Meloni ha inoltre sottolineato che l’eventuale utilizzo delle basi italiane o altre decisioni militari dovrebbero comunque passare dal Parlamento, ribadendo quindi il ruolo centrale delle istituzioni democratiche nelle scelte strategiche del Paese.
Misure contro chi specula sui prezzi dell’energia
Nel corso dell’intervento, la presidente del Consiglio ha affrontato anche il tema dell’aumento dei prezzi dell’energia e dei carburanti. Il governo, ha spiegato, è pronto a introdurre nuove tasse per colpire le aziende che speculano sui rincari energetici.
Secondo la premier, chi cerca di arricchirsi sfruttando la situazione internazionale dovrà affrontare misure fiscali più severe. Tra le opzioni allo studio ci sono interventi sulle accise e altre iniziative per limitare l’impatto dei rincari su famiglie e imprese.
L’obiettivo dichiarato è difendere il potere d’acquisto degli italiani e contenere le conseguenze economiche della crisi internazionale.
Lo scontro con le opposizioni in Parlamento
Il dibattito parlamentare si è acceso soprattutto durante il confronto con le opposizioni.
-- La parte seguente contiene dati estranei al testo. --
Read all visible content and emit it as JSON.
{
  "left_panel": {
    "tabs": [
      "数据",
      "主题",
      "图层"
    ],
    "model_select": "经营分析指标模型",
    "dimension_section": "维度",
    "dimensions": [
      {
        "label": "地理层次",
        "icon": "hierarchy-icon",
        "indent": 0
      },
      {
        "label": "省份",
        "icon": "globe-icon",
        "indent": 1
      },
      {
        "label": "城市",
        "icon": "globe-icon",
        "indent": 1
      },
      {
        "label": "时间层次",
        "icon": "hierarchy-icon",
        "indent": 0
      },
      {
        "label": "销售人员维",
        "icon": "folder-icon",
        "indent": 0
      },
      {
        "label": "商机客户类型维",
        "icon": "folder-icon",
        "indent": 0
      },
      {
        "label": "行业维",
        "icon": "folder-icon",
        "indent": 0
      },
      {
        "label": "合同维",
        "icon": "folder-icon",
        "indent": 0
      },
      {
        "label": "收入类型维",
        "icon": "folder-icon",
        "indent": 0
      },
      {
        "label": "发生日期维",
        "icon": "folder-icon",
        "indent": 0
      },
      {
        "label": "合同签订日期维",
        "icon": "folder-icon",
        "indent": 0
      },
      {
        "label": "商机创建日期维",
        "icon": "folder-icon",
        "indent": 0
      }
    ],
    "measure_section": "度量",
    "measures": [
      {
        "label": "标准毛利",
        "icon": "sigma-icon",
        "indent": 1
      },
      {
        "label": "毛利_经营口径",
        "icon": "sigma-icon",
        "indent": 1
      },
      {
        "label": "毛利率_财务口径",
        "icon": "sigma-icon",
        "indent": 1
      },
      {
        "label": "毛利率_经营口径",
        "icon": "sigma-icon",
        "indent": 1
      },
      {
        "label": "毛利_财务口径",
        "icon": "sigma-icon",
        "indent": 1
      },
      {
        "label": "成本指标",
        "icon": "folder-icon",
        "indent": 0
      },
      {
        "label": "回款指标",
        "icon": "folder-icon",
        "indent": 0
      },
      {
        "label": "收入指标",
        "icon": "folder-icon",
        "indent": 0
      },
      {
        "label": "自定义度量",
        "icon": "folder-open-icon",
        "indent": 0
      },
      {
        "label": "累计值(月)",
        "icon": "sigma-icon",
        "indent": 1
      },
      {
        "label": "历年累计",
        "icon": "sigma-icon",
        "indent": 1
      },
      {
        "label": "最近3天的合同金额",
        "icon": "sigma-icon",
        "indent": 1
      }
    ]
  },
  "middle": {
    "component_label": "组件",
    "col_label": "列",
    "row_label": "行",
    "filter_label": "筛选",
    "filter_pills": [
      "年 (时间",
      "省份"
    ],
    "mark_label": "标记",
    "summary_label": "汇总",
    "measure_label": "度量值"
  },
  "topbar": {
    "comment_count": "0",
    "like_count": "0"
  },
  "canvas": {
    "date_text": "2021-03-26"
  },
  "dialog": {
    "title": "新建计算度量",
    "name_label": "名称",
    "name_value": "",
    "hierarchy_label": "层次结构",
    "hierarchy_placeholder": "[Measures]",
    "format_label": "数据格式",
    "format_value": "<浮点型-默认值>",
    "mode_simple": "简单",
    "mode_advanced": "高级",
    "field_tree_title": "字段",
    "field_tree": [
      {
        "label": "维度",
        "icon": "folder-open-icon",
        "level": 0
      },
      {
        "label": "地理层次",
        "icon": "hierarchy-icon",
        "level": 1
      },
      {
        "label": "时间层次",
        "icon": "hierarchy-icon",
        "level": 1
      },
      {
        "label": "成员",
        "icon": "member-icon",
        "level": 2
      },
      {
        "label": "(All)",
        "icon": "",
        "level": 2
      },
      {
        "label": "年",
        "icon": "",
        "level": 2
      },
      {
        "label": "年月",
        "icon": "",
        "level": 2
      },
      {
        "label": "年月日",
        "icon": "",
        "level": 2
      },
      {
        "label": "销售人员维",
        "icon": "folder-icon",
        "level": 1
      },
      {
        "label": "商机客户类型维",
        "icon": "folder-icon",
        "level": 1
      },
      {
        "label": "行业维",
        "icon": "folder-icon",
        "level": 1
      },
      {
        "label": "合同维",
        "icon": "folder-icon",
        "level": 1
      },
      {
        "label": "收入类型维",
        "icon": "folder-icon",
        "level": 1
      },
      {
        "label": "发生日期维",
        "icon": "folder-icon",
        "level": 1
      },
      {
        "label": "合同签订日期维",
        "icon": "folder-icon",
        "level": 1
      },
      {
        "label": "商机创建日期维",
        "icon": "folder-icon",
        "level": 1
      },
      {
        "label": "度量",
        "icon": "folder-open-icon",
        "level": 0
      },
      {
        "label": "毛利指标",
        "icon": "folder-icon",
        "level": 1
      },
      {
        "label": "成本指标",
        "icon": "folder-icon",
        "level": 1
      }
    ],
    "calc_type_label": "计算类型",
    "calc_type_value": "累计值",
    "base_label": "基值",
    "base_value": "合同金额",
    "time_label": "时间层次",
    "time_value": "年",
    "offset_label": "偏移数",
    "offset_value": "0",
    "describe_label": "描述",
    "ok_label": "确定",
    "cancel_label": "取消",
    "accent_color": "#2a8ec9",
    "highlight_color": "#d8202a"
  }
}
Meloni ha accusato il Partito Democratico e il Movimento 5 Stelle di aver fatto “propaganda a buon mercato” su questioni internazionali particolarmente delicate.
Tra i più critici nei confronti del governo c’è stato Giuseppe Conte, che ha contestato la linea dell’esecutivo accusandolo di non mantenere una posizione sufficientemente autonoma nello scenario internazionale. Anche Elly Schlein ha attaccato la presidente del Consiglio invitandola ad abbassare i toni dello scontro politico.
La premier ha replicato difendendo la propria posizione e rivendicando la coerenza della linea del governo.
Il voto del Parlamento sulla risoluzione di maggioranza
Al termine della giornata parlamentare, la Camera ha approvato la risoluzione della maggioranza sulle comunicazioni del governo, confermando il sostegno alla linea illustrata dalla premier sulla crisi internazionale e sul prossimo Consiglio europeo.
Il provvedimento è passato con 196 voti favorevoli, 122 contrari e 3 astenuti, segnando quindi una chiara maggioranza a favore della posizione del governo.
In conclusione, il messaggio principale lanciato dall’esecutivo è stato netto: l’Italia non è in guerra e non intende entrarci, mentre sul fronte economico sono allo studio misure per contrastare le speculazioni sui prezzi dell’energia e proteggere cittadini e imprese.